En premier lieu, Elthor n'est jamais vraiment seul puisqu'il est accompagné en permanence de ses frères et sœurs. L'expérience de Kalkin par exemple lui est d'un grand secours pour trouver ce moment suspendu hors du temps appelé "vakou" qui permet de pouvoir anticiper les actions de l'ennemi ou encore de porter un regard lucide sur les événements sans se laisser submerger par les émotions.

On trouve également le point de vue de personnages plus inattendus comme un sâtnaga, qui voit dans la nuée la venue de son dieu et donc un accomplissement ou un médialiste célèbre qui se rend compte que ses désirs sont d'une vacuité confondante. Les voix ne sont pourtant pas toutes humaines. Elles prennent parfois l'aspect de chants, de sons lorsqu'elles proviennent des pentales, ces animaux primordiaux, mythiques, représentés sur l'arme des frères du Panca. Ces créatures fabuleuses font planer sur cette aventure une aura de quiétude, un sentiment de puissance immémoriale. Elles sont lumineuses, poétiques et on a du mal à les oublier après la fermeture de l'ouvrage. Ces intermèdes ont le mérite de proposer une vision différente de celle du héros, de montrer l'appréhension d'une perspective extrême sous des angles parfois antagonistes, de mettre en lumière des parcours de vie individuels.

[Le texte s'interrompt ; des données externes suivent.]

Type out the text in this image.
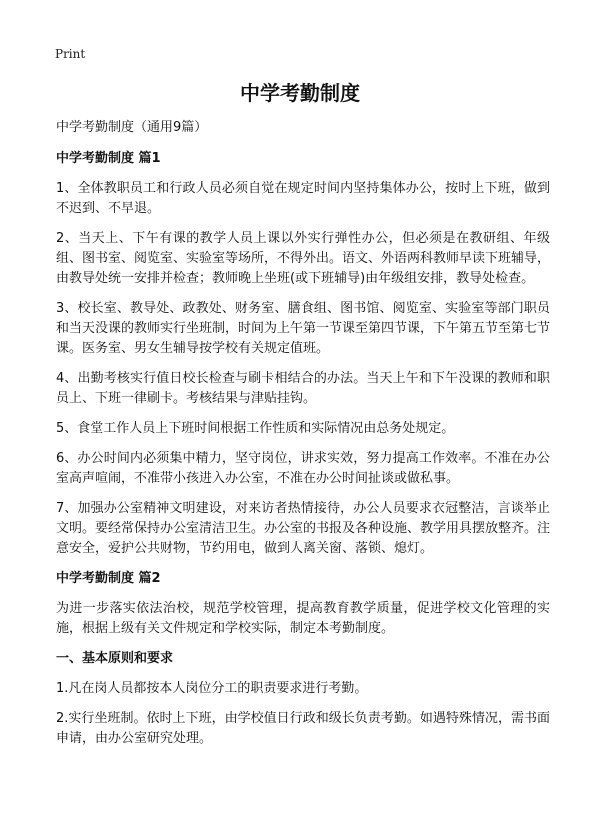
Print
中学考勤制度

中学考勤制度（通用9篇）

中学考勤制度 篇1

1、全体教职员工和行政人员必须自觉在规定时间内坚持集体办公，按时上下班，做到不迟到、不早退。

2、当天上、下午有课的教学人员上课以外实行弹性办公，但必须是在教研组、年级组、图书室、阅览室、实验室等场所，不得外出。语文、外语两科教师早读下班辅导，由教导处统一安排并检查；教师晚上坐班(或下班辅导)由年级组安排，教导处检查。

3、校长室、教导处、政教处、财务室、膳食组、图书馆、阅览室、实验室等部门职员和当天没课的教师实行坐班制，时间为上午第一节课至第四节课，下午第五节至第七节课。医务室、男女生辅导按学校有关规定值班。

4、出勤考核实行值日校长检查与刷卡相结合的办法。当天上午和下午没课的教师和职员上、下班一律刷卡。考核结果与津贴挂钩。

5、食堂工作人员上下班时间根据工作性质和实际情况由总务处规定。

6、办公时间内必须集中精力，坚守岗位，讲求实效，努力提高工作效率。不准在办公室高声喧闹，不准带小孩进入办公室，不准在办公时间扯谈或做私事。

7、加强办公室精神文明建设，对来访者热情接待，办公人员要求衣冠整洁，言谈举止文明。要经常保持办公室清洁卫生。办公室的书报及各种设施、教学用具摆放整齐。注意安全，爱护公共财物，节约用电，做到人离关窗、落锁、熄灯。

中学考勤制度 篇2

为进一步落实依法治校，规范学校管理，提高教育教学质量，促进学校文化管理的实施，根据上级有关文件规定和学校实际，制定本考勤制度。

一、基本原则和要求

1.凡在岗人员都按本人岗位分工的职责要求进行考勤。

2.实行坐班制。依时上下班，由学校值日行政和级长负责考勤。如遇特殊情况，需书面申请，由办公室研究处理。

Les protagonistes sont trop nombreux pour en faire une liste exhaustive, il paraît malgré tout intéressant de prendre plus précisément en considération la jolie Maliloa. Elthor ne peut s'empêcher d'être attiré par sa beauté, cependant, comme la chaleur de son cakra augmente en présence de la jeune femme, il n'ose pas lui faire confiance et préfère garder ses distances. Il découvrira pourtant qu'il n'est pas le seul à dissimuler un secret.

Dans ce livre, Pierre Bordage narre l'effondrement d'une civilisation. Suite à l'annonce de l'arrivée de la nuée destructrice, la violence et l'anarchie ont pris le dessus sur NeoTierra. Le vernis social des hommes a fondu comme neige au soleil, la plupart étant retournés à l'état de bête sauvage n'hésitant pas à tuer, à piller, à détruire alors même que l'espoir de survie a été anéanti. Une fois la menace confirmée, les comportements extrêmes, dont le lynchage fait partie, offrent un aspect sordide, sombre, inquiétant à l'œuvre comme si la civilisation n'était pas la vraie nature de l'homme et que le moindre incident suffisait à faire disparaître cet aspect policé, que l'être humain n'était rien de plus qu'un prédateur gouverné par la loi du plus fort dans un monde en déliquescence.

Ce dernier opus est vraiment palpitant, pas uniquement à cause du sort de l'humanité lié à la réussite d'Elthor mais également parce qu'on finit par s'attacher à chacun des personnages en présence et que tous nous donnent envie de poursuivre la lecture. L'écriture de Bordage est réellement passionnante, son style précis et élégant. Il sait ménager le suspens et il se dégage un véritable humanisme de son œuvre. La fin du monde agissant comme un révélateur, il est compliqué d'anticiper les réactions des protagonistes qui peuvent s'avérer très éloignées de l'image qu'ils projettent habituellement.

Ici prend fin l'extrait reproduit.